YÜCE Allah herkesi iyi veya kötüyü tercih edebilecek kabiliyette yaratmıştır. İmtihan için de iyi ve kötü olan fiilleri yaratmış ve kişilere kutsal emirlerle, vahiyle peygamber göndererek hangi işin kötü, hangi işin iyi olduğunu haber vermiştir.
Yaratma işi Allah'a, tercih etme işi de kula aittir. Yani Allah sizin arzu ettiğinizi yaratmaktadır.
■ Müslüman bir kişi günah işlediği zaman imanı yok olur mu?
MÜSLÜMAN kalmak ya da İslam'a girmek için kelime-i şehadete inanmak yeterli olacaktır. İbadetleri ihmal etmek veya günah işlemek, kişiyi dinden çıkarmaz ama günahkâr yapar.

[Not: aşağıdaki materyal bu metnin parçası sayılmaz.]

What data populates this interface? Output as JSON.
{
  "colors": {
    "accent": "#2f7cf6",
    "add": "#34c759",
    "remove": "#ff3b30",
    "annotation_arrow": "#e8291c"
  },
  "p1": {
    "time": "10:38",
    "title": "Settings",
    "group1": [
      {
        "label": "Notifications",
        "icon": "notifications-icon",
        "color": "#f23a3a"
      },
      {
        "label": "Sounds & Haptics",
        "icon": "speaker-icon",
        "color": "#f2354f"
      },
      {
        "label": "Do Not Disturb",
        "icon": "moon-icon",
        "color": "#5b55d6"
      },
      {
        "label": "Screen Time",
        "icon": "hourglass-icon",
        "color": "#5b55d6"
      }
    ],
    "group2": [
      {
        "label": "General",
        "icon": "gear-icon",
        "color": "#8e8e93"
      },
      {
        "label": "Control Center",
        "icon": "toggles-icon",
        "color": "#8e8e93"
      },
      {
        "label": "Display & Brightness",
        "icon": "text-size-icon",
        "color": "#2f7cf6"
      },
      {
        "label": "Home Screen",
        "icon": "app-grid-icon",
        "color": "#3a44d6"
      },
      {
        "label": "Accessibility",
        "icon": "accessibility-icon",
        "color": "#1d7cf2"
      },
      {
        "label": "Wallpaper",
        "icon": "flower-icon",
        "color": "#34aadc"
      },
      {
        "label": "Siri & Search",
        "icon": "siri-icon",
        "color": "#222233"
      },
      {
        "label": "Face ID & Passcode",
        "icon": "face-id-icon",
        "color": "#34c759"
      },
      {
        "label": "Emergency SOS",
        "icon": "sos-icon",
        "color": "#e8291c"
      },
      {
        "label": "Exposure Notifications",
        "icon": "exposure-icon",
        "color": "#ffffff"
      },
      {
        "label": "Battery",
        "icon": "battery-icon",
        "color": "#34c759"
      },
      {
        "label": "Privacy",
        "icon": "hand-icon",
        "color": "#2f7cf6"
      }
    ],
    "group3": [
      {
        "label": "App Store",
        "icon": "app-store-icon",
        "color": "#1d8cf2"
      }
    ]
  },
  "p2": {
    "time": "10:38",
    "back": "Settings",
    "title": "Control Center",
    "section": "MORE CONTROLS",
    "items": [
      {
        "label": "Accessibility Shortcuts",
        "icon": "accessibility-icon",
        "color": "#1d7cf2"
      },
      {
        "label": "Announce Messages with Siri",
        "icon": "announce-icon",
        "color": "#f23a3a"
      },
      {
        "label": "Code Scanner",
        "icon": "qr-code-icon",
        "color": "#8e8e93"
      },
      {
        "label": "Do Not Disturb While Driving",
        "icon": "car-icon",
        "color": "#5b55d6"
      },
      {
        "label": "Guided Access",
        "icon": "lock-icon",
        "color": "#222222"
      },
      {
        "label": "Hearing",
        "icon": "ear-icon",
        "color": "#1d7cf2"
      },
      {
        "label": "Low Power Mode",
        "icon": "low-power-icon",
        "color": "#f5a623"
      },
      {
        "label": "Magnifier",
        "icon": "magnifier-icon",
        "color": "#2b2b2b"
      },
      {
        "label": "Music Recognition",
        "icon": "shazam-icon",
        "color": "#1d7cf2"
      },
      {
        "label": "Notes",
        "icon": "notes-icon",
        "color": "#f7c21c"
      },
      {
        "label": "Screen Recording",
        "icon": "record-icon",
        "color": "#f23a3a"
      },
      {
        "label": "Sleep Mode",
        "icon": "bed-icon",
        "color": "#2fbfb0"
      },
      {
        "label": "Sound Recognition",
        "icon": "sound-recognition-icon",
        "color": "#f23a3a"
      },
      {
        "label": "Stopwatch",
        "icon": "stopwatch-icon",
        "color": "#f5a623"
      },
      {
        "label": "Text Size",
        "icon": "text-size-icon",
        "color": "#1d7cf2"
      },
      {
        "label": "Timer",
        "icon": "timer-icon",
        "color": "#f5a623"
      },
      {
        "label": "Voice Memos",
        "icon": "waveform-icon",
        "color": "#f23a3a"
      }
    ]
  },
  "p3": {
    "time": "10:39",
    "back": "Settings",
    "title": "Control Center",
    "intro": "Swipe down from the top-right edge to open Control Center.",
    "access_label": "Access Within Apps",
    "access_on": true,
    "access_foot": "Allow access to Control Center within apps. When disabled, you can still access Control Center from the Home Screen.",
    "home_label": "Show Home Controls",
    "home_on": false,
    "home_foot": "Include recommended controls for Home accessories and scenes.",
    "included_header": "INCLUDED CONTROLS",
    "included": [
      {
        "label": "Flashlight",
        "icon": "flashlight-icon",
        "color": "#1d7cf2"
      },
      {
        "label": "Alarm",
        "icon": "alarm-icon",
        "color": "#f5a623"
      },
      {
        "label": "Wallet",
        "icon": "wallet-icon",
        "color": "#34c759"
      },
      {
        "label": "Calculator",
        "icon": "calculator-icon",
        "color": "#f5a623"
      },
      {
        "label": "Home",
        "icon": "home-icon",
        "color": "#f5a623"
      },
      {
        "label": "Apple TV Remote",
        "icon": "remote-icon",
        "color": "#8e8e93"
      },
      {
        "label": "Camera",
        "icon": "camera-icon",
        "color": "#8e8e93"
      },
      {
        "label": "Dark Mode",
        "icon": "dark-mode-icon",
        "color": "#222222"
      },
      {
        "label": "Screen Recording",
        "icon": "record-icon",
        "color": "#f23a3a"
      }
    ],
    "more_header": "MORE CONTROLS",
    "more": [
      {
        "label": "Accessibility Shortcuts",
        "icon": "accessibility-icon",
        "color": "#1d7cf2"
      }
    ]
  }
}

■ Estetik ameliyat haram mı?
YÜCE Allah'ın bize verdiği güzelliklerimizi daha cazip hale getirmek için, taranmak, süslenmek, takı takmak, güzel giyinmek gibi müdahaleler caizdir, hatta teşvik edilmiştir. Ama yüce Allah'ın yarattığı şekli beğenmemek, ameliyatla değiştirmek, bir nevi modaya uyarak bıçak altına yatmak doğru değildir ve yaradılışı değiştirme anlamı taşır.
Kişiyi toplum içinde komplekse iten, eşiyle karşı karşıya getiren, manen rahatsız eden, vücuttaki şekil bozukluğu veya fazlalığı ise estetikle düzeltilebilir.